Did they go to the gym regularly, but now are disoriented and cannot navigate the facility? Have the aide accompany them and make arrangements with the gym to allow the aide to help them around the facility.

Did they volunteer at a soup kitchen, feeding homeless people? Find out if there is a way to continue to contribute time, perhaps along with the aide. Ask what they used to do there and what they liked; see if they can do that activity again.

In the process of organizing papers, have you found photos waiting to be put in albums? This is an opportunity to reminisce and learn from our elders about family history and famous people and events of decades past. Even if you need to hire a companion to work on this, it can be a chance to get seniors engaged again.

Do they love to talk about the past? Make a list of questions to help gently guide the conversation, and then record or videotape it.There are also organizations which collect oral history that can help with this project.

Is there a piano that indicates interest in music? Get it repaired and tuned and find someone to sit and play with them. Pull out old records, tapes, or CDs.Talk about memories associated with the music - what era does it evoke?

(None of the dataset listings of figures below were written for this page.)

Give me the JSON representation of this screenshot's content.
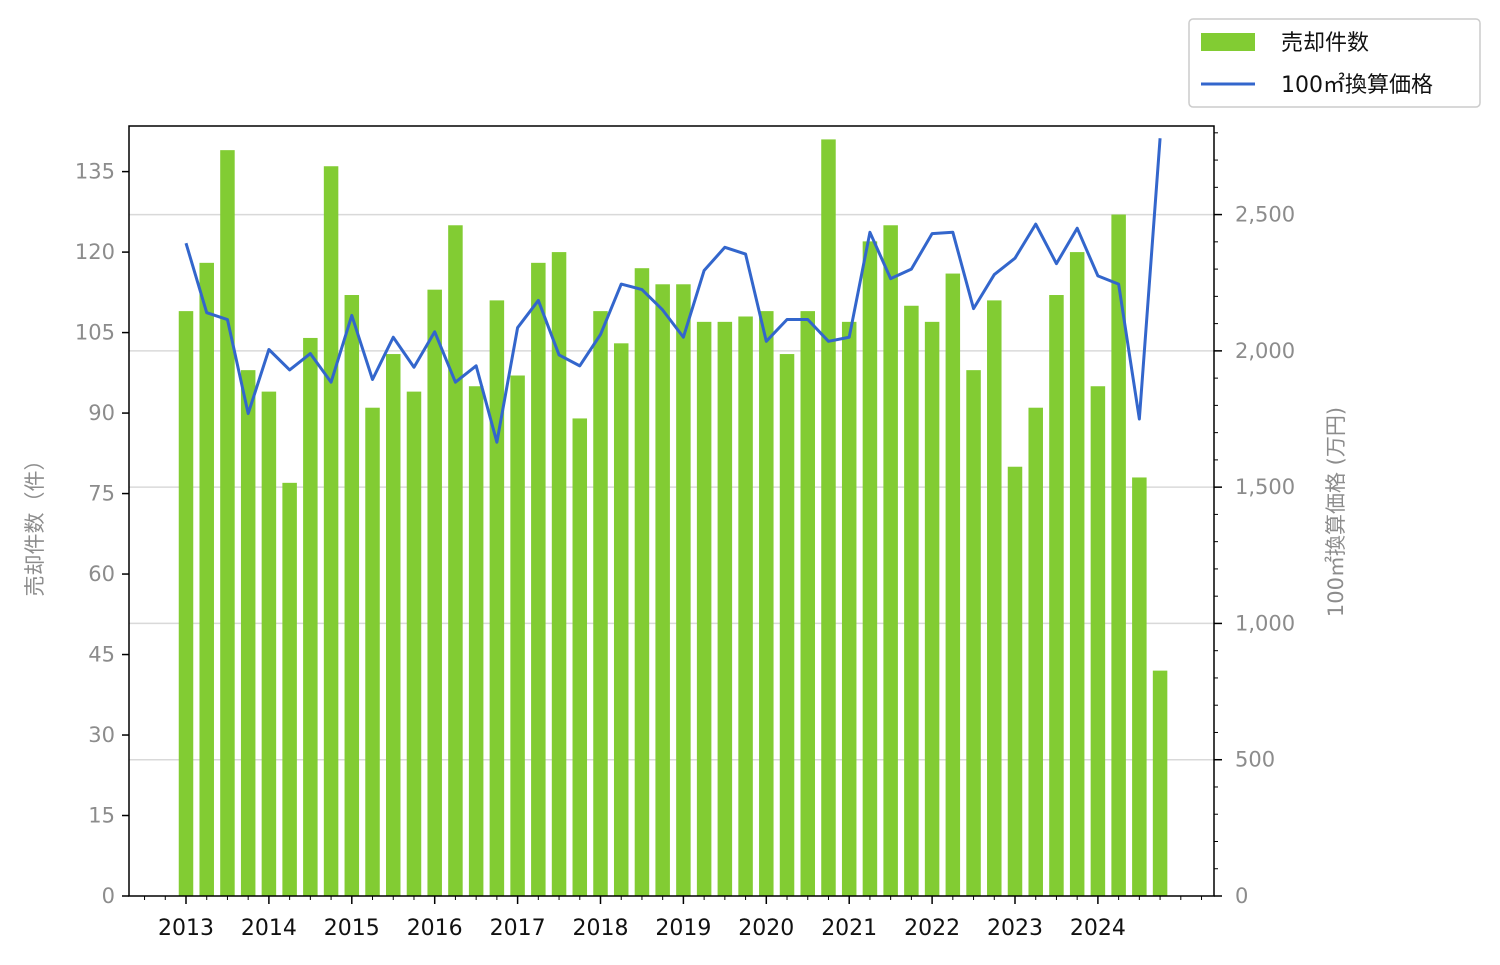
{
  "colors": {
    "bar": "#82cc33",
    "line": "#3366cc",
    "grid": "#d9d9d9",
    "axis": "#000000",
    "tick_label_muted": "#8c8c8c"
  },
  "legend": {
    "bar_label": "売却件数",
    "line_label": "100㎡換算価格"
  },
  "axes": {
    "left_title": "売却件数（件）",
    "right_title": "100㎡換算価格 (万円)"
  },
  "chart_data": {
    "type": "bar",
    "title": "",
    "x_ticks": [
      "2013",
      "2014",
      "2015",
      "2016",
      "2017",
      "2018",
      "2019",
      "2020",
      "2021",
      "2022",
      "2023",
      "2024"
    ],
    "periods": [
      "2013Q1",
      "2013Q2",
      "2013Q3",
      "2013Q4",
      "2014Q1",
      "2014Q2",
      "2014Q3",
      "2014Q4",
      "2015Q1",
      "2015Q2",
      "2015Q3",
      "2015Q4",
      "2016Q1",
      "2016Q2",
      "2016Q3",
      "2016Q4",
      "2017Q1",
      "2017Q2",
      "2017Q3",
      "2017Q4",
      "2018Q1",
      "2018Q2",
      "2018Q3",
      "2018Q4",
      "2019Q1",
      "2019Q2",
      "2019Q3",
      "2019Q4",
      "2020Q1",
      "2020Q2",
      "2020Q3",
      "2020Q4",
      "2021Q1",
      "2021Q2",
      "2021Q3",
      "2021Q4",
      "2022Q1",
      "2022Q2",
      "2022Q3",
      "2022Q4",
      "2023Q1",
      "2023Q2",
      "2023Q3",
      "2023Q4",
      "2024Q1",
      "2024Q2",
      "2024Q3",
      "2024Q4"
    ],
    "series": [
      {
        "name": "売却件数",
        "kind": "bar",
        "axis": "left",
        "values": [
          109,
          118,
          139,
          98,
          94,
          77,
          104,
          136,
          112,
          91,
          101,
          94,
          113,
          125,
          95,
          111,
          97,
          118,
          120,
          89,
          109,
          103,
          117,
          114,
          114,
          107,
          107,
          108,
          109,
          101,
          109,
          141,
          107,
          122,
          125,
          110,
          107,
          116,
          98,
          111,
          80,
          91,
          112,
          120,
          95,
          127,
          78,
          42
        ]
      },
      {
        "name": "100㎡換算価格",
        "kind": "line",
        "axis": "right",
        "values": [
          2395,
          2140,
          2115,
          1770,
          2005,
          1930,
          1990,
          1885,
          2130,
          1895,
          2050,
          1940,
          2070,
          1885,
          1945,
          1665,
          2085,
          2185,
          1985,
          1945,
          2060,
          2245,
          2225,
          2150,
          2050,
          2295,
          2380,
          2355,
          2035,
          2115,
          2115,
          2035,
          2050,
          2435,
          2265,
          2300,
          2430,
          2435,
          2155,
          2280,
          2340,
          2465,
          2320,
          2450,
          2275,
          2245,
          1750,
          2780
        ]
      }
    ],
    "left_axis": {
      "label": "売却件数（件）",
      "ticks": [
        0,
        15,
        30,
        45,
        60,
        75,
        90,
        105,
        120,
        135
      ],
      "range": [
        0,
        143.5
      ]
    },
    "right_axis": {
      "label": "100㎡換算価格 (万円)",
      "ticks": [
        0,
        500,
        1000,
        1500,
        2000,
        2500
      ],
      "tick_labels": [
        "0",
        "500",
        "1,000",
        "1,500",
        "2,000",
        "2,500"
      ],
      "range": [
        0,
        2825
      ]
    },
    "grid": "horizontal, right axis major ticks",
    "legend_position": "top-right"
  }
}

Is the computer a part of their life, but getting harder to navigate? Find a companion (aide, grandchild, neighbor, or someone for hire) who can help write memoirs, deal with e-mails, post photos, use Skype to communicate with distant family members. If eyesight is poor, get a larger monitor and set the font to a bigger size.

While there may not be an instantaneous success with any one project, gently presenting one idea or another may create a spark of interest and, with enthusiasm from those important to the senior, a whole new desire to participate in life may unfold. It is exciting when this happens and it is a fun challenge to find just the right activity.